The leases for the properties, which include Uncle Billy’s Hilo Bay Hotel, Country Club Condo Hotel and Reed’s Bay Resort Hotel, each expire next year in March.
Currently, DLNR is in the process of assessing what to do with the properties going forward.
According to a staff memo to the state Board of Land and Natural Resources, the architect would be responsible for illustrating various options for redevelopment. That would include impacts of shoreline setbacks and other regulations not in place when the existing buildings were finished.
“In turn, this information will assist staff in making a recommendation to the board on the best competitive process for selecting lessees of the properties,” DLNR Assistant Administrator Kevin Moore wrote.
The board will consider the request to hire an architect as a consultant at its Friday meeting.
DLNR also has a planning consultant addressing issues related to hotel demand in the area, effects of sea level rise, and lifespan of existing structures on the properties.
According to Moore, preliminary results of that work show the buildings have between eight and 15 years of remaining life.
“Accordingly, any future use of the properties will likely involve major renovations to existing buildings, or demolition of these buildings and construction of new ones,” he wrote to the board.
Gordon Heit, DLNR’s Hawaii Island district land agent, said the department wants to make sure it does the “right thing” with the properties.

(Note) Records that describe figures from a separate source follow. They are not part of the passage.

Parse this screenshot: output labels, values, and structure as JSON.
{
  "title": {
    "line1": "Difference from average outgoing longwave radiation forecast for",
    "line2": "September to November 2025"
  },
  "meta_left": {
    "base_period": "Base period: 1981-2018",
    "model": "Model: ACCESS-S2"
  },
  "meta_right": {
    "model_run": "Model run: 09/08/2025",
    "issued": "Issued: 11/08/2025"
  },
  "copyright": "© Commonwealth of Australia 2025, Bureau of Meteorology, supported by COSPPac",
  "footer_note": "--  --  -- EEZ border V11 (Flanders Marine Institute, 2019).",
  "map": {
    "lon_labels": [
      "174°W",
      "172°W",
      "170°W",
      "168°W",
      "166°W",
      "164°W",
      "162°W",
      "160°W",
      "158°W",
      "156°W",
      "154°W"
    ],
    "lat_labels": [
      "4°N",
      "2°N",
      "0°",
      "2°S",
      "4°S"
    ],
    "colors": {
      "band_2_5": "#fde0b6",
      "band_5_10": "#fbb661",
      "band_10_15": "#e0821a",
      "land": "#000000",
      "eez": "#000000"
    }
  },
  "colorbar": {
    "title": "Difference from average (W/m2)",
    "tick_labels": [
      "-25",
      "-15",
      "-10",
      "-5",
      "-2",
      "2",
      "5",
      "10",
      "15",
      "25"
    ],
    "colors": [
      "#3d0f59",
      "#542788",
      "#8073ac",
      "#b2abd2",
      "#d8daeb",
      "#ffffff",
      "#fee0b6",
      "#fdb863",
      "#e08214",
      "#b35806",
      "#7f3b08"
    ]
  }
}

“Basically, we feel Banyan Drive does have a major impact on the economy of East Hawaii we want to make sure anything we do is in the best interest for the area,” he said.
But the current process is leaving lease holders in limbo, and Heit couldn’t say whether the department will be able to sign new leases by the expiration date.
“I really can’t say at this point,” he said.
“The statutes do provide for one-year holdovers on general leases.”
Aaron Whiting, Uncle Billy’s Hilo Bay Hotel manager, told the Tribune-Herald in April he is not accepting reservations after Jan. 31 due to the uncertainty over the land lease.
He also said then he is interested in seeking a new lease, but noted DLNR had not given lease holders direction on that process. Whiting couldn’t be reached for additional comment late Monday afternoon.
Donald Inouye, Reed’s Bay Resort Hotel president, said in April he wants a lease extension. He said he submitted a request for an extension that involves renovations to the building.
A woman who answered the phone for Herbert Arata, the master leaseholder for the Country Club, said he has no comment.